It was inevitable that Balan and Hashmi would be paired again and both times, they’ve played husband and wife. Both times, it’s been disappointing. Ghanchakkar did not do them justice. In HAK, the perfect duo of The Dirty Picturecouldn’t be more imperfect to tell Bhatt’s parents’ real love story.
When the delightfully bold and supremely clever, pregnant wife from Kahani changes into Vasudha, a whimpering, mangalsutra-clutching wife, it’s nothing short of a casting blasphemy. It’s also a surefire way to kill every acting talent cell in the wonderful Balan, who is reduced to a whimpering mess. As Vasudha keeps palming her mangalsutra — as though doing so makes her a conscientious, dutiful wife with A-plus character certificate — you can’t help but remember Farah Khan’s famous “ek chutki sindoor…” spoof in Om Shanti Om. It was meant to be about the movies in the seventies, but could very much apply to HAK.
Vasudha marries Hari (Rajkummar Rao), who forces her to tattoo his name on her arm. Satisfied with that stamp, he disappears for five years, leaving Vasudha to bring up their son alone. She works as a florist at a five-star hotel owned by business tycoon, Aarav (Hashmi).
The smitten Aarav suddenly turns shy and expresses himself by asking her to send him selfies. The two romance amidst exotic flowers in greenhouses and exotic landscapes that fail to match Yash Chopra’s gorgeous tulip fields in Silsila. Along with the singing twosome, you too might wondering , “yeh kahan aa gaye hum….?” Both the selfies and the flowers repeatedly pop up until the mindblowing significance of the two is written into the oh-so-(not)-clever climax.
How can this flowery love story be without conflict? Of course, the missing husband turns up as a bearded terrorist hiding under a bed in his own house. Here’s a fine example of what a bad script and direction can do to perfectly good actors. Rao is at his worst playing this lunatic, jealous husband, looking like a homeless lunatic, mumbling silly lines and shaking his white-haired head like Shah Rukh Khan in Veer Zara.

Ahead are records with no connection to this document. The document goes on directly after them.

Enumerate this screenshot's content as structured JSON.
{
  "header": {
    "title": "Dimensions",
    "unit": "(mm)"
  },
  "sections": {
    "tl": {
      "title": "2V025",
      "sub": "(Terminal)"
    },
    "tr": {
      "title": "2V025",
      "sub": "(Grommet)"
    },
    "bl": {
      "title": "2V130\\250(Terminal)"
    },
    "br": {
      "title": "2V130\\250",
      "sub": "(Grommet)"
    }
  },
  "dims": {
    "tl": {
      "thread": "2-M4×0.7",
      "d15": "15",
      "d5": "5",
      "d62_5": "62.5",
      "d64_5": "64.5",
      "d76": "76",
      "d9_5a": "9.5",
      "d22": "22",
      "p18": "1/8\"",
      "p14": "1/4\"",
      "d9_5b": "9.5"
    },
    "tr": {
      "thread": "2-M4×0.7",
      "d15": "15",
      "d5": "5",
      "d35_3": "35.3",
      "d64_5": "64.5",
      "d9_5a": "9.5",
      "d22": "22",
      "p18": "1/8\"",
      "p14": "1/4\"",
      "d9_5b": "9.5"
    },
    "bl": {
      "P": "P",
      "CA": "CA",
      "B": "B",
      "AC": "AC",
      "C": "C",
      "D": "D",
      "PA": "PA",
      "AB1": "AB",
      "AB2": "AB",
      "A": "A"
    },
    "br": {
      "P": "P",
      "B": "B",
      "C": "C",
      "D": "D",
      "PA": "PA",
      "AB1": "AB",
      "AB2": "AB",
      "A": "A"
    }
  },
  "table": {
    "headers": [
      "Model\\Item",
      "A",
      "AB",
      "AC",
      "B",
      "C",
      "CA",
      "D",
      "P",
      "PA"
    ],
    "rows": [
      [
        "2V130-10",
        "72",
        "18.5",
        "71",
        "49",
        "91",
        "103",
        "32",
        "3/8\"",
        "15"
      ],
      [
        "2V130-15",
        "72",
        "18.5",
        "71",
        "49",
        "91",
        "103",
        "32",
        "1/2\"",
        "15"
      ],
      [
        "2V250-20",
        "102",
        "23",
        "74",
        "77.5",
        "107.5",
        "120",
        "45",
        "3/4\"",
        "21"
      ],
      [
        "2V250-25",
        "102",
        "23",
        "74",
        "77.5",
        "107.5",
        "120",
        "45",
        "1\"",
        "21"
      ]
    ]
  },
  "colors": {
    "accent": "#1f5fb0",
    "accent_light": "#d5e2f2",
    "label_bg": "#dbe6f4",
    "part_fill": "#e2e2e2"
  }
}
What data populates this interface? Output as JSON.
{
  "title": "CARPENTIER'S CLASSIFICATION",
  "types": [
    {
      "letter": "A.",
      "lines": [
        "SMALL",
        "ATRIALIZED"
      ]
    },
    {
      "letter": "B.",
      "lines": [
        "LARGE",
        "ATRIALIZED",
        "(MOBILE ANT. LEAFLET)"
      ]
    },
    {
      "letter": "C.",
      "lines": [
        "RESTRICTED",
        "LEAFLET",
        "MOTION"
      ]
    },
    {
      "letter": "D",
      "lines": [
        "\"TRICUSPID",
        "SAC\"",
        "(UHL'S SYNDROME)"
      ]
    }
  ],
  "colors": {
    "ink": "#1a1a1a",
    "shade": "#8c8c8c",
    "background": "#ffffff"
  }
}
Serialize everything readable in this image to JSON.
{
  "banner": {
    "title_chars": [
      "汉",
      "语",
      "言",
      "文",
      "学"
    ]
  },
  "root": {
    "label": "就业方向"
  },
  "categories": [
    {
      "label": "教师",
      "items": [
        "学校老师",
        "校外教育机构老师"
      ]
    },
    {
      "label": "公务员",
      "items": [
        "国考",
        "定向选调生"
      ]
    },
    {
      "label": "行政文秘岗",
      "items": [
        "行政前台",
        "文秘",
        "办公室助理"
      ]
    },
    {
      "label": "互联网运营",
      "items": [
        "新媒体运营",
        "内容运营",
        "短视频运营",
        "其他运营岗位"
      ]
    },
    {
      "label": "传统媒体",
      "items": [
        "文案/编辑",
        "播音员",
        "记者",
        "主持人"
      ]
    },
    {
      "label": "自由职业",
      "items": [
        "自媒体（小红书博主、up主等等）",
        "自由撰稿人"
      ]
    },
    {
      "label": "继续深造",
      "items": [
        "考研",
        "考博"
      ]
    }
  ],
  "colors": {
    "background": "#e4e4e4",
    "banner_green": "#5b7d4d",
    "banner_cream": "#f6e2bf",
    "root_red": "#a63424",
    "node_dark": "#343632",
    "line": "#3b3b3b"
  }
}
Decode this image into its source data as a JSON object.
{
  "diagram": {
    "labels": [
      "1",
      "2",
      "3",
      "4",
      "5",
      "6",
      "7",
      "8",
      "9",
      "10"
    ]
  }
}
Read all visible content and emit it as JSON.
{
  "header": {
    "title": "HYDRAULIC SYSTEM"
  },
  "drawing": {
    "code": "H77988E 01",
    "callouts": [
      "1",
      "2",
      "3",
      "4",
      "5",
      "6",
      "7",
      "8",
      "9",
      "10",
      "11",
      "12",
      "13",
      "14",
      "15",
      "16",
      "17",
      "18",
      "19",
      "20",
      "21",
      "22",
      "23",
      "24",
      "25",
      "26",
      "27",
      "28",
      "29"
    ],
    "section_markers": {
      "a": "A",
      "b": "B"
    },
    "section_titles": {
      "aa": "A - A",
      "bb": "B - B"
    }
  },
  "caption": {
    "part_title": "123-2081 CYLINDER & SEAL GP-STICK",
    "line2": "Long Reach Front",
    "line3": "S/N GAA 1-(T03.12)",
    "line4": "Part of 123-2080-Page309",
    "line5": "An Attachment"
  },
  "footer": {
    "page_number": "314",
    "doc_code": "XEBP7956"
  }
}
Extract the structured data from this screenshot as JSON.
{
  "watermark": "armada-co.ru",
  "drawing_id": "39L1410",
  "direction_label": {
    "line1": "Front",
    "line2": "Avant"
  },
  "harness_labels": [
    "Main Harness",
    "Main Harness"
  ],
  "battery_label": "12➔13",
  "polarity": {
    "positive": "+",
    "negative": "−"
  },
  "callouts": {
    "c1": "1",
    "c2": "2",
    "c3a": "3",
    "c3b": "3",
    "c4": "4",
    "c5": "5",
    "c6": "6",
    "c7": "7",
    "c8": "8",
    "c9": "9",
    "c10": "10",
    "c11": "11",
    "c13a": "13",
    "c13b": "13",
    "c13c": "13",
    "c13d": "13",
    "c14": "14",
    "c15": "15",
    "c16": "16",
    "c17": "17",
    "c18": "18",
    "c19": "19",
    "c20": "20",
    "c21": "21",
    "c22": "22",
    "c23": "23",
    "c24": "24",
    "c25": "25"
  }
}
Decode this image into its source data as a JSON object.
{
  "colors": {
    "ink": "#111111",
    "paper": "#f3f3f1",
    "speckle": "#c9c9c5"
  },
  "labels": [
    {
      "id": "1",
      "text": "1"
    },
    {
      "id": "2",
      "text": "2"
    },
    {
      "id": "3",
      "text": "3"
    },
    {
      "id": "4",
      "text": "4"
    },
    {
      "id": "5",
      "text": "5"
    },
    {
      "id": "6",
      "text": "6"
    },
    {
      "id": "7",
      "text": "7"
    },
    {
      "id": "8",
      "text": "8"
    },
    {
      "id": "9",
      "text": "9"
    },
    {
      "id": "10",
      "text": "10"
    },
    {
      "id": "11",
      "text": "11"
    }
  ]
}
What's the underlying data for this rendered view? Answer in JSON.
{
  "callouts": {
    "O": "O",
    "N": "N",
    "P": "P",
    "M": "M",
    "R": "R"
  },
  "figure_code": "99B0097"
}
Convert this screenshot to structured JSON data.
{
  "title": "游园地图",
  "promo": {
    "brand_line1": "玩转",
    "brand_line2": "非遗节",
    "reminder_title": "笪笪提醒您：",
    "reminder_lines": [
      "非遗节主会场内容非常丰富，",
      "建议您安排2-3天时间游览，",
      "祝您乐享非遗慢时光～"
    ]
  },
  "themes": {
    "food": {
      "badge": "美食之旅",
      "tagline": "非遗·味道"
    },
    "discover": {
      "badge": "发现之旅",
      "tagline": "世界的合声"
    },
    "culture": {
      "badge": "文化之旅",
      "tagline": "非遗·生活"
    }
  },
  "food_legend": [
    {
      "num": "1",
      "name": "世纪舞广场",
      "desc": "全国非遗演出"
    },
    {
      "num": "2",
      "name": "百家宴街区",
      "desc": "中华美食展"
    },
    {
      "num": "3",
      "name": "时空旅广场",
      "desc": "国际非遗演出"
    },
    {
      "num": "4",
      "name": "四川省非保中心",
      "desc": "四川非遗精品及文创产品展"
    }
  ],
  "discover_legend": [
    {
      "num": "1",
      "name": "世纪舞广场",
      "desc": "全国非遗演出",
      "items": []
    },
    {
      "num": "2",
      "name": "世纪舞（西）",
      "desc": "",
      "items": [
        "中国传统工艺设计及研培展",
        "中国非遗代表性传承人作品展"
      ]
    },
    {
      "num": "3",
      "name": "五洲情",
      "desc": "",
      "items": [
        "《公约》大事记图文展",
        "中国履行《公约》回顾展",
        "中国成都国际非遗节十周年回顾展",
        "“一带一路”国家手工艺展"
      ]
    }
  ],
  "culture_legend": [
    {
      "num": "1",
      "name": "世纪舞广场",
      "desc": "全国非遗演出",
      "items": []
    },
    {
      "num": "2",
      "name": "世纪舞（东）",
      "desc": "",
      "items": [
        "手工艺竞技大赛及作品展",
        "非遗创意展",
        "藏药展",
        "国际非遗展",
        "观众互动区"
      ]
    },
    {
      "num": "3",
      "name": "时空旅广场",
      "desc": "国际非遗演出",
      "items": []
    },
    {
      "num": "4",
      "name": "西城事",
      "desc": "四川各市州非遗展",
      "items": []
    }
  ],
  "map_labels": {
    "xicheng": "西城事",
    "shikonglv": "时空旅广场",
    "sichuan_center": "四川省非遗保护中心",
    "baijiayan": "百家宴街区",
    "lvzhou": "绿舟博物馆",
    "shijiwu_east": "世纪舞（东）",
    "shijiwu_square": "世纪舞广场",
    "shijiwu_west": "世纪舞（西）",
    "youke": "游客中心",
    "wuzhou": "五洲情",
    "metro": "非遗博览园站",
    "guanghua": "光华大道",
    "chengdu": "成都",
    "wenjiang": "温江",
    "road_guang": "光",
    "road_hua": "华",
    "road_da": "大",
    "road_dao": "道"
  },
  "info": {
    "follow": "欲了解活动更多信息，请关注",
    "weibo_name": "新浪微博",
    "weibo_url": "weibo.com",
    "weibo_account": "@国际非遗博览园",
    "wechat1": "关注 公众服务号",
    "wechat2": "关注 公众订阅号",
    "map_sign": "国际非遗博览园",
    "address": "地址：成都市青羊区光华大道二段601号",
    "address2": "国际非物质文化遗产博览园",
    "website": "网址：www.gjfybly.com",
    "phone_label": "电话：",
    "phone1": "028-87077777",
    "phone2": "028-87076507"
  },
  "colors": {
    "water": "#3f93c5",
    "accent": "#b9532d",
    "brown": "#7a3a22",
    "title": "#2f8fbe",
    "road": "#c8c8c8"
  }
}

HAK moves from Mumbai to Dubai and ends up in the deserted and dangerous roads of terrorist-ridden Bastar in Chattisgarh, which apparently is a dead ringer for South Africa. This is a journey of pain: the pain of watching the talented Balan struggling to justify a badly-written role; the pain of seeing the director of Arth stuck in a time warp and refusing to grow out of a poor-me syndrome; the pain of watching Bhatt kill the memorable Kahaani girl of Ooh La La land with the that mighty Indian weapon: the mangalsutra.